06049 Spoleto PG
Palazzo Collicola Arti Visive, from 27 October 2018 to 24 February 2019
Toru Hamada and Angelo Dozio
Opening: Saturday, October 27 at 12:00
TORU HAMADA – Anthological
The exhibition is curated by Gianluca Marziani and Italo Bergantini, and organized in collaboration with Romberg Contemporanea. After the placement in June, during the Festival dei Due Mondi, of one of his sculptures in Carrara marble in front of the Teatro Nuovo, today comes a large exhibition that tells us about his poetic and inspired painting … The life of Toru Hamada resembles the processing cycle of his art. First of all, one feels the atavistic bond with Japan, ascribable to a state of being that favours atmospheric silence, the firmness of the gaze, the discipline between body and spirit. At the same time, one feels the second homeland in Europe, first in Pietrasanta and then in the French countryside of Saint-Lubin-de-la-Haye, two places of solid culture that have welcomed both the man and the artist. Asia and Europe, two continents that today sum up in this Umbrian experience, in the heart of a Spoleto that has always conceived harmony between distant worlds.

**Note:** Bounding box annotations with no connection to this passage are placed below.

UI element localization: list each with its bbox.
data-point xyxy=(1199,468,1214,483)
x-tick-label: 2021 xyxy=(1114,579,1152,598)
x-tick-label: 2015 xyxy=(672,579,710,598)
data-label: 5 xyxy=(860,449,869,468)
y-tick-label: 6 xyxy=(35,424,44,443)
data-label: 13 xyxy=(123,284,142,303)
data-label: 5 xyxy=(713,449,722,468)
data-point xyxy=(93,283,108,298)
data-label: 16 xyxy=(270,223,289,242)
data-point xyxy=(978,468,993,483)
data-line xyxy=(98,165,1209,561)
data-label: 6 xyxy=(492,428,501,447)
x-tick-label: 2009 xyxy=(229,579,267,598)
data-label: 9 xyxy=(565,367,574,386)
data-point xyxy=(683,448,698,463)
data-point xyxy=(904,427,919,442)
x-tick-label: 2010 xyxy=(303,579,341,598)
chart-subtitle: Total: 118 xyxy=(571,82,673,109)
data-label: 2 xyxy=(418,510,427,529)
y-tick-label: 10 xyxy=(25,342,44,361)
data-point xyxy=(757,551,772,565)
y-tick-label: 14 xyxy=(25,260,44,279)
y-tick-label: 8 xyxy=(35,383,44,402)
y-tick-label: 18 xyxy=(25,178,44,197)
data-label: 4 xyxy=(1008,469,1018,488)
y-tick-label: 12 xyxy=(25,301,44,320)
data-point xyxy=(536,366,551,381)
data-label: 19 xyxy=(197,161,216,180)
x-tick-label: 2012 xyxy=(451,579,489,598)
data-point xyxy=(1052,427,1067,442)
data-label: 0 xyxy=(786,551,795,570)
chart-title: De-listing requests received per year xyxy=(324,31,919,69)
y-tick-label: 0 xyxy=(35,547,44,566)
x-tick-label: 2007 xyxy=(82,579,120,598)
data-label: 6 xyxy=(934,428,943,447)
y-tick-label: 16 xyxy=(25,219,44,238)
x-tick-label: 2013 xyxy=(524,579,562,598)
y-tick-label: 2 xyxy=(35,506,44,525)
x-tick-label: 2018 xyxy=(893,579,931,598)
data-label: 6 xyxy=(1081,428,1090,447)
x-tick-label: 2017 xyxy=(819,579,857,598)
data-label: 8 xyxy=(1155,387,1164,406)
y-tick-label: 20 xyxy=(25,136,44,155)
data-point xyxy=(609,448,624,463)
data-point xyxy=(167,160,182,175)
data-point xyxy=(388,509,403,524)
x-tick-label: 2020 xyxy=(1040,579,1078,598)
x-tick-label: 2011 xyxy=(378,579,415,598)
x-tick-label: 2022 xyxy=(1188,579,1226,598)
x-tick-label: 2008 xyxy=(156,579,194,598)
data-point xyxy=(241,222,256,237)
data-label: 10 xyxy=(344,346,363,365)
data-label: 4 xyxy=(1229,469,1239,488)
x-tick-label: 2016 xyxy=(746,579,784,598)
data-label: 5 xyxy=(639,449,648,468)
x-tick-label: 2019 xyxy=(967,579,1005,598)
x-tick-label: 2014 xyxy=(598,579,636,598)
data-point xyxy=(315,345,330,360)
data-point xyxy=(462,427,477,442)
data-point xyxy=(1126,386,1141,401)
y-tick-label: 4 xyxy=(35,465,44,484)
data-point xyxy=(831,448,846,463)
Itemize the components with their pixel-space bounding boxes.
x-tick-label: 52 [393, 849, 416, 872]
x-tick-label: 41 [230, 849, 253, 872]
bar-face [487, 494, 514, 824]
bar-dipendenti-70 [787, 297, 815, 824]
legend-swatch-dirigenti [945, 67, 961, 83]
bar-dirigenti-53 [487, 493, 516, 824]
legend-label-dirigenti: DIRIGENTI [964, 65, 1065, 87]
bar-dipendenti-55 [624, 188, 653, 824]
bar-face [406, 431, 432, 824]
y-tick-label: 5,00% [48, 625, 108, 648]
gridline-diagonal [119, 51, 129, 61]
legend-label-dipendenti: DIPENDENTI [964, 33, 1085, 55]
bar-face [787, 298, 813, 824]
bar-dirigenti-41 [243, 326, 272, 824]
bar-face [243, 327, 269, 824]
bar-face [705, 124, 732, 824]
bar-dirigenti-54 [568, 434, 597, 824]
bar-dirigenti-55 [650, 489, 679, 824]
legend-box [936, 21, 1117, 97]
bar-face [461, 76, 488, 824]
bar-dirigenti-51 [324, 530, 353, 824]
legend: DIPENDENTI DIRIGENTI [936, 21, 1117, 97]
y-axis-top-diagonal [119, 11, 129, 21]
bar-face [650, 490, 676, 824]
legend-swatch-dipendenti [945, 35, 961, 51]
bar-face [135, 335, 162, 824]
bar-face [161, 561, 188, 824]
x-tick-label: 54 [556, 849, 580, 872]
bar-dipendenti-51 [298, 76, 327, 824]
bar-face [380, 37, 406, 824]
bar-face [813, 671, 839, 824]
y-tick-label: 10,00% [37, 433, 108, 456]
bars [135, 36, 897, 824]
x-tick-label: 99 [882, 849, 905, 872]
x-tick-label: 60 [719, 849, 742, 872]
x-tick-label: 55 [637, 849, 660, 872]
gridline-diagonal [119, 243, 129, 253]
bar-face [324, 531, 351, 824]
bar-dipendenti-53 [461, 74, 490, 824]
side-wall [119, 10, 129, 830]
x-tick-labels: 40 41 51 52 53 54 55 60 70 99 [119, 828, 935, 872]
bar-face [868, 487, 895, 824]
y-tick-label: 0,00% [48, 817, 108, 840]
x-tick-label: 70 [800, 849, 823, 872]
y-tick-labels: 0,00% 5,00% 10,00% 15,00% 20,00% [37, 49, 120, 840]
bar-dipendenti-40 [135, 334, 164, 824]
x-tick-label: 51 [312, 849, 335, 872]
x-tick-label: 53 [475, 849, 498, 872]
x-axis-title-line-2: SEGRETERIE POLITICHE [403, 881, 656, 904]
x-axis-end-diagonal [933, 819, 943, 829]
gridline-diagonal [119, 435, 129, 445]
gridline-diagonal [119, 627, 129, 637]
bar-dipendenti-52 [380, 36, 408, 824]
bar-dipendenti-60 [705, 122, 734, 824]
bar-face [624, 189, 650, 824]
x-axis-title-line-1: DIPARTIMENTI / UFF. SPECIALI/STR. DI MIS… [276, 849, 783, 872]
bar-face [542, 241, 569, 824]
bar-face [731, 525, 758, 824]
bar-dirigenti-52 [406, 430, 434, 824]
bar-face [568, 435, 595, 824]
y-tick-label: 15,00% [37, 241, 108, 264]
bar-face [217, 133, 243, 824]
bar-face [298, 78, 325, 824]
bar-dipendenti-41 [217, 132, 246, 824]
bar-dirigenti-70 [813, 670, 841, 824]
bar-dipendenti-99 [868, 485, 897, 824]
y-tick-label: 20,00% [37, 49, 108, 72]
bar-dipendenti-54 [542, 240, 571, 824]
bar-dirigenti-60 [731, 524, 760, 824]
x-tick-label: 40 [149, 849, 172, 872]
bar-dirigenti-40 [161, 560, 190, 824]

ANGELO DOZIO – The discipline of constant doubt
Palazzo Collicola Arti Visive’s historical investigation continues among Italian artists who deserve a more exhaustive evaluation of their work over ten years. After Gianfranco Chiavacci, Gastone Biggi, Salvatore Emblema and Giuseppe Biasio, it is now the turn of Angelo Dozio with an anthological exhibition set up between the white rooms of the Piano Mostre and the noble furnishings of the Piano Nobile.
The exhibition is curated by Gianluca Marziani: “Reinterpreting the cycles of a long career, Angelo Dozio highlights a consistent value in the theme of transcendence. Technological intuition, the link with town planning and architecture, the implicit presence of sound, the clairvoyance of digital language are present, but in the end there’s a metaphysical suspension that emerges and surpasses the rest, an iconographic system that returns to the lines of the sacred cross, the curves of the Greek and Roman capitals, to the Florentine two-tone marble, to the plan of churches and basilicas, to the design of ideal cities… Dozio’s geometry goes beyond history and climbs into the values of the Absolute, where only painting can get, where design incorporates morality, where Beauty thinks beyond worldly contingencies.”